R: how to calculate the sensitivity and specificity of the rpart tree
library(rpart)
train <- data.frame(ClaimID = c(1,2,3,4,5,6,7,8,9,10),
RearEnd = c(TRUE, TRUE, TRUE, FALSE, FALSE, FALSE, FALSE, TRUE, TRUE, FALSE),
Whiplash = c(TRUE, TRUE, TRUE, TRUE, TRUE, FALSE, FALSE, FALSE, FALSE, TRUE),
Activity = factor(c("active", "very active", "very active", "inactive", "very inactive", "inactive", "very inactive", "active", "active", "very active"),
levels=c("very inactive", "inactive", "active", "very active"),
ordered=TRUE),
Fraud = c(FALSE, TRUE, TRUE, FALSE, FALSE, TRUE, TRUE, FALSE, FALSE, TRUE))
mytree <- rpart(Fraud ~ RearEnd + Whiplash + Activity, data = train, method = "class", minsplit = 2, minbucket = 1, cp=-1)
prp(mytree, type = 4, extra = 101, leaf.round = 0, fallen.leaves = TRUE,
varlen = 0, tweak = 1.2)
Then using printcp
I can see the results of the cross validation
> printcp(mytree)
Classification tree:
rpart(formula = Fraud ~ RearEnd + Whiplash + Activity, data = train,
method = "class", minsplit = 2, minbucket = 1, cp = -1)
Variables actually used in tree construction:
[1] Activity RearEnd Whiplash
Root node error: 5/10 = 0.5
n= 10
CP nsplit rel error xerror xstd
1 0.6 0 1.0 2.0 0.0
2 0.2 1 0.4 0.4 0.3
3 -1.0 3 0.0 0.4 0.3
So the root node error is 0.5 and I understand it is a misclassification error. But I'm having trouble calculating sensitivity (proportion of true positives) and specifics (proportion of true negatives). How can I calculate them based on the output rpart
?
(the above example is from http://gormanalysis.com/decision-trees-in-r-using-rpart/ )

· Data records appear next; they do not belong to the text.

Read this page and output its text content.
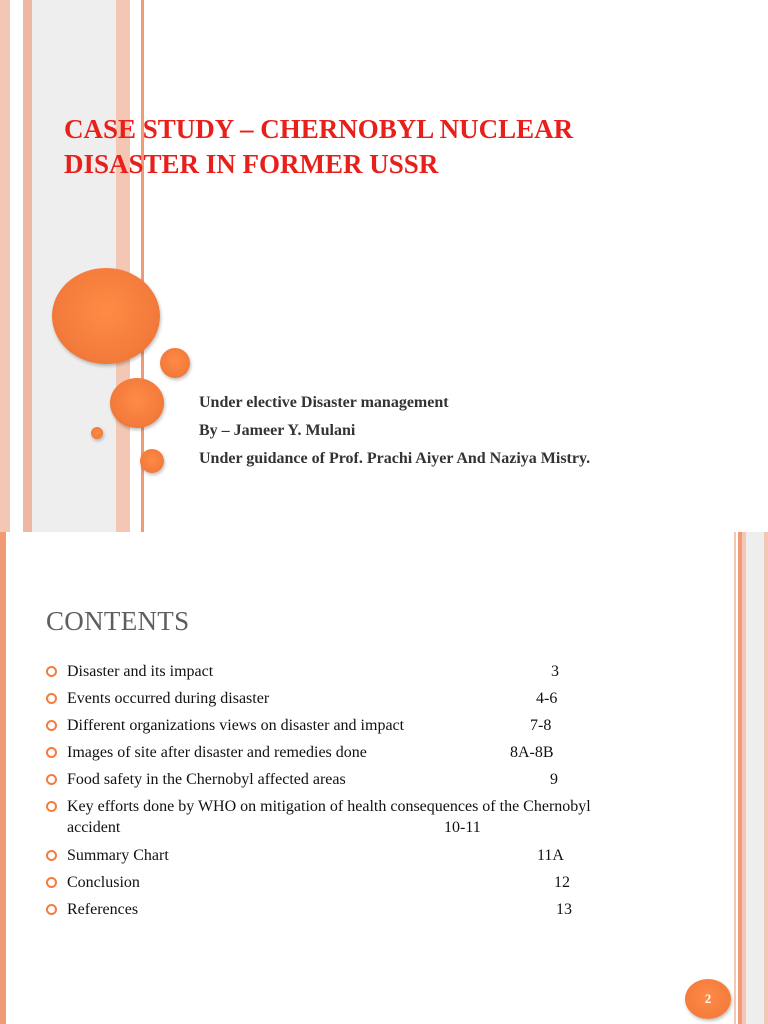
CASE STUDY – CHERNOBYL NUCLEAR
DISASTER IN FORMER USSR

Under elective Disaster management

By – Jameer Y. Mulani

Under guidance of Prof. Prachi Aiyer And Naziya Mistry.

CONTENTS
Disaster and its impact	3
Events occurred during disaster	4-6
Different organizations views on disaster and impact	7-8
Images of site after disaster and remedies done	8A-8B
Food safety in the Chernobyl affected areas	9
Key efforts done by WHO on mitigation of health consequences of the Chernobyl
accident	10-11
Summary Chart	11A
Conclusion	12
References	13
2
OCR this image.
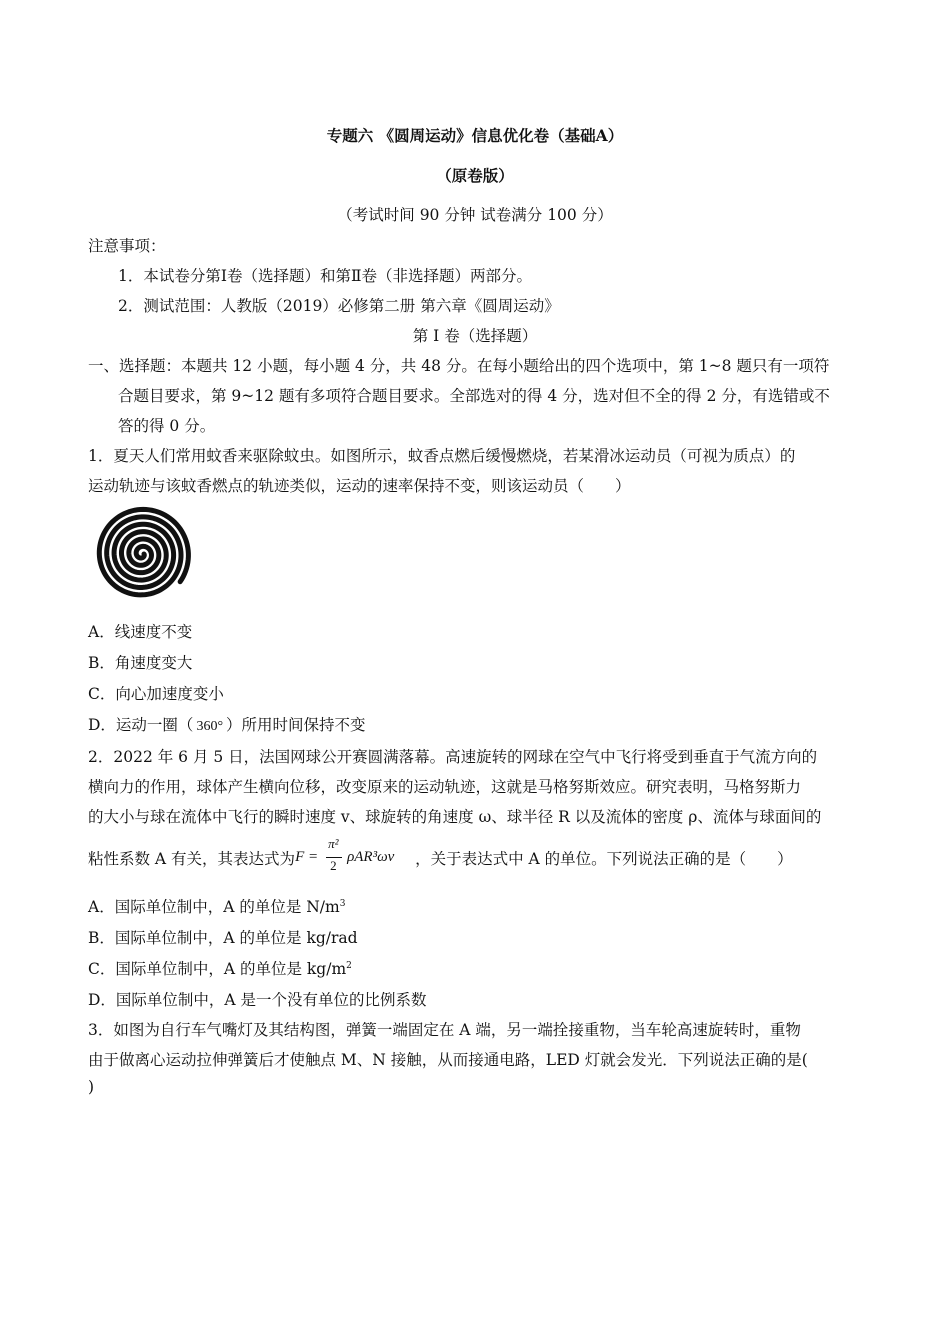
专题六 《圆周运动》信息优化卷（基础A）
（原卷版）
（考试时间 90 分钟 试卷满分 100 分）
注意事项：
1．本试卷分第Ⅰ卷（选择题）和第Ⅱ卷（非选择题）两部分。
2．测试范围：人教版（2019）必修第二册 第六章《圆周运动》
第 Ⅰ 卷（选择题）
一、选择题：本题共 12 小题，每小题 4 分，共 48 分。在每小题给出的四个选项中，第 1~8 题只有一项符
合题目要求，第 9~12 题有多项符合题目要求。全部选对的得 4 分，选对但不全的得 2 分，有选错或不
答的得 0 分。
1．夏天人们常用蚊香来驱除蚊虫。如图所示，蚊香点燃后缓慢燃烧，若某滑冰运动员（可视为质点）的
运动轨迹与该蚊香燃点的轨迹类似，运动的速率保持不变，则该运动员（　　）
A．线速度不变
B．角速度变大
C．向心加速度变小
D．运动一圈（ 360° ）所用时间保持不变
2．2022 年 6 月 5 日，法国网球公开赛圆满落幕。高速旋转的网球在空气中飞行将受到垂直于气流方向的
横向力的作用，球体产生横向位移，改变原来的运动轨迹，这就是马格努斯效应。研究表明，马格努斯力
的大小与球在流体中飞行的瞬时速度 v、球旋转的角速度 ω、球半径 R 以及流体的密度 ρ、流体与球面间的
粘性系数 A 有关，其表达式为 F =
π²
2
ρAR³ωv ，关于表达式中 A 的单位。下列说法正确的是（　　）
A．国际单位制中，A 的单位是 $N/m^3$
B．国际单位制中，A 的单位是 kg/rad
C．国际单位制中，A 的单位是 $kg/m^2$
D．国际单位制中，A 是一个没有单位的比例系数
3．如图为自行车气嘴灯及其结构图，弹簧一端固定在 A 端，另一端拴接重物，当车轮高速旋转时，重物
由于做离心运动拉伸弹簧后才使触点 M、N 接触，从而接通电路，LED 灯就会发光．下列说法正确的是(
)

You can use a package caret
for this:
Data:
library(rpart)
train <- data.frame(ClaimID = c(1,2,3,4,5,6,7,8,9,10),
RearEnd = c(TRUE, TRUE, TRUE, FALSE, FALSE, FALSE, FALSE, TRUE, TRUE, FALSE),
Whiplash = c(TRUE, TRUE, TRUE, TRUE, TRUE, FALSE, FALSE, FALSE, FALSE, TRUE),
Activity = factor(c("active", "very active", "very active", "inactive", "very inactive", "inactive", "very inactive", "active", "active", "very active"),
levels=c("very inactive", "inactive", "active", "very active"),
ordered=TRUE),
Fraud = c(FALSE, TRUE, TRUE, FALSE, FALSE, TRUE, TRUE, FALSE, FALSE, TRUE))
mytree <- rpart(Fraud ~ RearEnd + Whiplash + Activity, data = train, method = "class", minsplit = 2, minbucket = 1, cp=-1)
Decision
library(caret)
#calculate predictions
preds <- predict(mytree, train)
#calculate sensitivity
> sensitivity(factor(preds[,2]), factor(as.numeric(train$Fraud)))
[1] 1
#calculate specificity
> specificity(factor(preds[,2]), factor(as.numeric(train$Fraud)))
[1] 1
Both sensitivity
both specificity
take predictions as the first argument and the observable values ββ(the response variable, i.e. train$Fraud
) as the second argument .
According to the documentation, both predictions and observed values ββmust be passed to functions as factors that have the same levels.
Both the specificity and the sensitivity are 1 in this case because the predictions are 100% accurate.
The root node error is a classification error at the root of the tree. Therefore, it is an error to skip the classification before adding any nodes. Not an error of missing the classification of the last tree.